Acessibilidade: um direito ignorado

Geraldo Resende*

Nosso país, infelizmente, está repleto de leis que não pegaram e posso citar como exemplo a tal Lei da Fila, que limita em 15 minutos o tempo máximo de permanência de alguém na fila de qualquer agência bancária, mas que acabou virando motivo de chacota em virtude da sua inocuidade. No entanto, o pouco caso com a lei não pode ser admitido quando o cidadão é prejudicado no seu direito constitucional de ir e vir; quando o contribuinte perde o direito de acessibilidade e de mobilidade; quando os órgãos públicos e as grandes corporações fazem de conta que o problema não é com eles.
Na condição de presidente da Frente Parlamentar em Defesa dos Direitos da Pessoa com Deficiência, tenho defendido a necessidade de uma grande mobilização da sociedade brasileira em defesa daqueles que têm qualquer tipo de limitação física e que não têm respeitado seus direitos constitucionais à acessibilidade, à moradia digna, à educação, ao emprego, à saúde e ao transporte público de qualidade.
Não são poucas as pessoas que vivem este drama num país que se orgulha em anunciar um Programa de Aceleração do Crescimento (PAC) com orçamento de R$ 503 bilhões e investe tão pouco, ou quase nada, para garantir dignidade à pessoa portadora de deficiência.
O Brasil precisa reconhecer que está falhando nesta área, mesmo porque 14,5% da nossa população têm algum tipo de deficiência e não são respeitados pela iniciativa privada e, tampouco, pelos organismos governamentais.
Na Câmara dos Deputados, estamos avaliando ações para ampliar o acesso de pessoas com deficiência aos prédios da Câmara e, com isto, oferecemos mecanismos para estimular a participação dessas pessoas no processo legislativo. Porém, não basta! O que já é uma realidade na Casa de Leis precisa ser rotina em todos os órgãos públicos e empresas particulares deste país.
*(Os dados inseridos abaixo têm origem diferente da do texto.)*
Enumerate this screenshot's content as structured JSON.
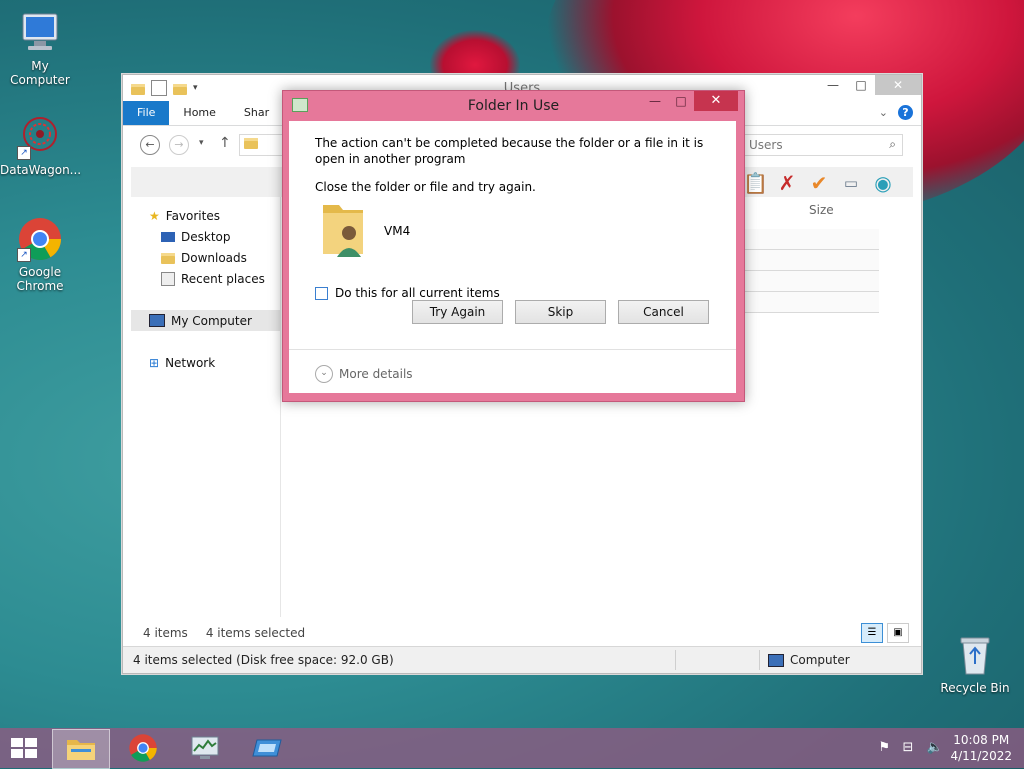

Esta questão, contudo, será definida após a aprovação do Estatuto das Pessoas com Deficiência, instituído através do Projeto de Lei 7699/06, que tramita na Câmara Federal e que precisa ser discutido mais amplamente para viabilizar um conjunto de leis que reflita o universo de pessoas com deficiência física.
É importante ressaltar que, apesar dos avanços legais, a pessoa com deficiência ainda enfrenta obstáculos e discriminação em todos os setores da sociedade, tanto que 90% dos portadores de deficiência não chegam aos bancos universitários por falta de oportunidades e, mais importante, por falta de políticas públicas que possam garantir um direito que deveria ser inviolável.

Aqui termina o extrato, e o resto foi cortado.